14 septembre 2013

GRAND ORAL

La réunion parents-professeur

s'est prolongée jusque tard dans la soirée. Les parents étaient toujours assis

lorsque les lumières de l'école se sont éteintes.

Seule, la classe brillait comme un falot, tenu à bout de bras par la maîtresse.

Les parents  semblaient convaincus par les dictées quotidiennes,

la grammaire à partir de textes d'élèves.

Ils ont souri quand elle a comparé sa classe à un grand laboratoire,

acquiescé quant à la place donnée aux productions d'écrits ,

ri au récit de quelques anecdotes de classe.

Entre la présentations des cahiers, ses rituels singuliers,

les évaluations courtes, les lectures, certaines obligatoires , d'autres libres,

la fabrication de jeux au statut d'exercice, les arguments de la maîtresse sont précis et justes (elle y tient).

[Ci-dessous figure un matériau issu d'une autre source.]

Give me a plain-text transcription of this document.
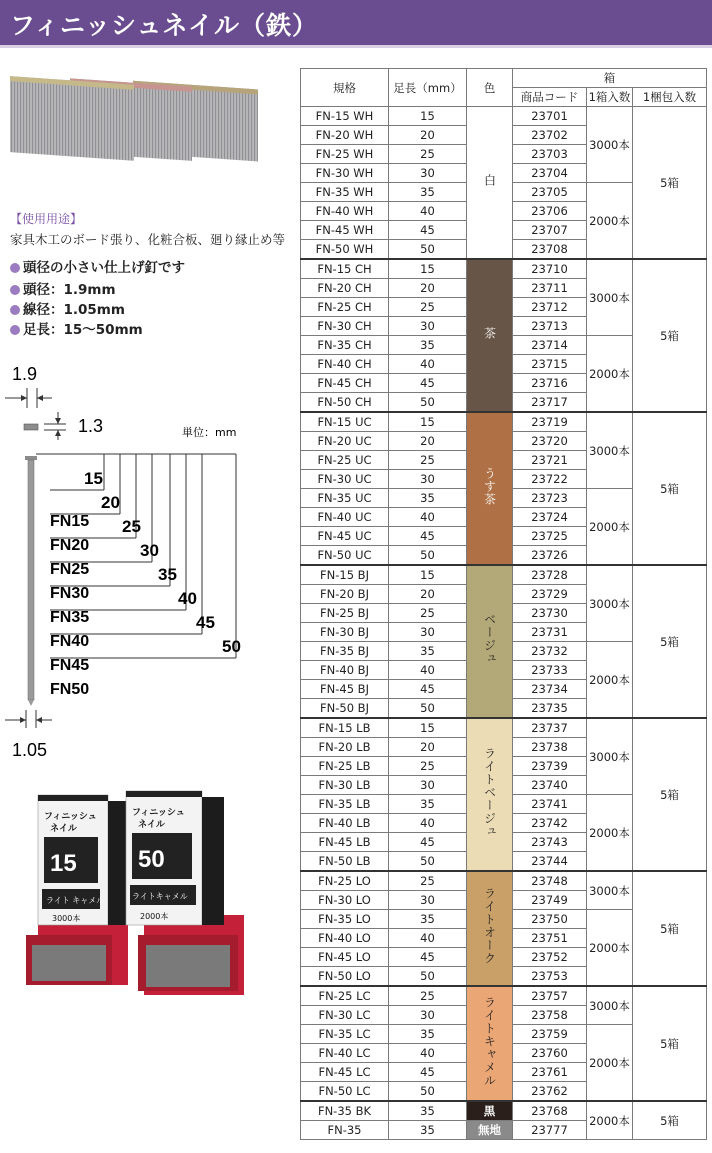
フィニッシュネイル（鉄）
【使用用途】
家具木工のボード張り、化粧合板、廻り縁止め等
頭径の小さい仕上げ釘です
頭径：1.9mm
線径：1.05mm
足長：15〜50mm
1.9
1.3	単位：mm
15
20
25
30
35
40
45
50
FN15
FN20
FN25
FN30
FN35
FN40
FN45
FN50
1.05
フィニッシュ
ネイル
15
ライト キャメル
3000本
フィニッシュ
ネイル
50
ライトキャメル
2000本
規格	足長（mm）	色	箱		
			商品コード	1箱入数	1梱包入数
FN-15 WH	15	白	23701	3000本	5箱
FN-20 WH	20		23702		
FN-25 WH	25		23703		
FN-30 WH	30		23704		
FN-35 WH	35		23705	2000本	
FN-40 WH	40		23706		
FN-45 WH	45		23707		
FN-50 WH	50		23708		
FN-15 CH	15	茶	23710	3000本	5箱
FN-20 CH	20		23711		
FN-25 CH	25		23712		
FN-30 CH	30		23713		
FN-35 CH	35		23714	2000本	
FN-40 CH	40		23715		
FN-45 CH	45		23716		
FN-50 CH	50		23717		
FN-15 UC	15	うす茶	23719	3000本	5箱
FN-20 UC	20		23720		
FN-25 UC	25		23721		
FN-30 UC	30		23722		
FN-35 UC	35		23723	2000本	
FN-40 UC	40		23724		
FN-45 UC	45		23725		
FN-50 UC	50		23726		
FN-15 BJ	15	ベージュ	23728	3000本	5箱
FN-20 BJ	20		23729		
FN-25 BJ	25		23730		
FN-30 BJ	30		23731		
FN-35 BJ	35		23732	2000本	
FN-40 BJ	40		23733		
FN-45 BJ	45		23734		
FN-50 BJ	50		23735		
FN-15 LB	15	ライトベージュ	23737	3000本	5箱
FN-20 LB	20		23738		
FN-25 LB	25		23739		
FN-30 LB	30		23740		
FN-35 LB	35		23741	2000本	
FN-40 LB	40		23742		
FN-45 LB	45		23743		
FN-50 LB	50		23744		
FN-25 LO	25	ライトオーク	23748	3000本	5箱
FN-30 LO	30		23749		
FN-35 LO	35		23750	2000本	
FN-40 LO	40		23751		
FN-45 LO	45		23752		
FN-50 LO	50		23753		
FN-25 LC	25	ライトキャメル	23757	3000本	5箱
FN-30 LC	30		23758		
FN-35 LC	35		23759	2000本	
FN-40 LC	40		23760		
FN-45 LC	45		23761		
FN-50 LC	50		23762		
FN-35 BK	35	黒	23768	2000本	5箱
FN-35	35	無地	23777		
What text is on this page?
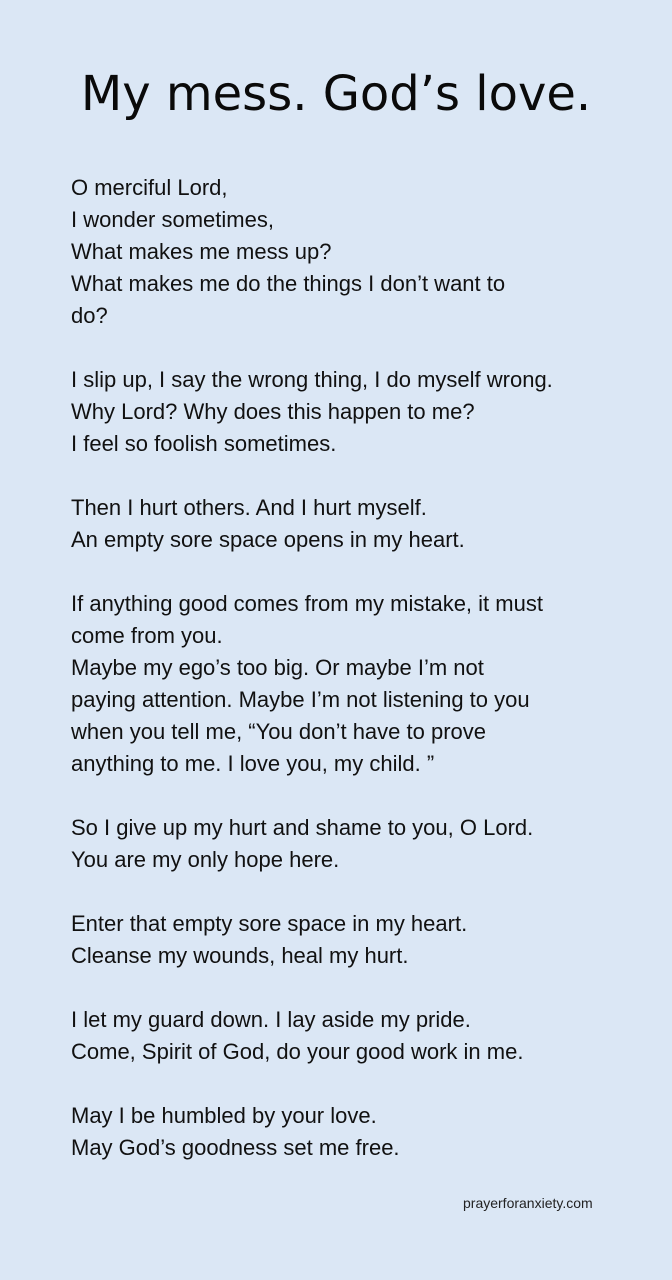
My mess. God’s love.
O merciful Lord,
I wonder sometimes,
What makes me mess up?
What makes me do the things I don’t want to
do?
I slip up, I say the wrong thing, I do myself wrong.
Why Lord? Why does this happen to me?
I feel so foolish sometimes.
Then I hurt others. And I hurt myself.
An empty sore space opens in my heart.
If anything good comes from my mistake, it must
come from you.
Maybe my ego’s too big. Or maybe I’m not
paying attention. Maybe I’m not listening to you
when you tell me, “You don’t have to prove
anything to me. I love you, my child. ”
So I give up my hurt and shame to you, O Lord.
You are my only hope here.
Enter that empty sore space in my heart.
Cleanse my wounds, heal my hurt.
I let my guard down. I lay aside my pride.
Come, Spirit of God, do your good work in me.
May I be humbled by your love.
May God’s goodness set me free.
prayerforanxiety.com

Ils acceptent l'idée que les élèves rentrent à la maison en racontant qu'ils ont joué en classe,

 qu'une maîtresse bouleverse sa programmation

si un évènement, un texte, des propos lui permet de dérouler le tapis d'une notion.

Elle a décrit ses-va et-vient entre les manuels scolaire et les textes d'élèves

pour que les activités de classe prennent du sens;

ses cheminements entre la contextualisation et la décontextualisation

pour motiver les élèves et les emmener vers plus d'abstraction.

 La maman d'Hippolyte pense que son fils "sera bien dans cette classe "

et la maman de Camille " aime la liberté qu'ils ont ".

La maîtresse est rassurée : ses méthodes étonnantes n'effraient pas les parents.

 

Elle va pouvoir travailler sereinement.


 

Posté par Melodie7 à 18:09 - - Commentaires [5] - Permalien [#]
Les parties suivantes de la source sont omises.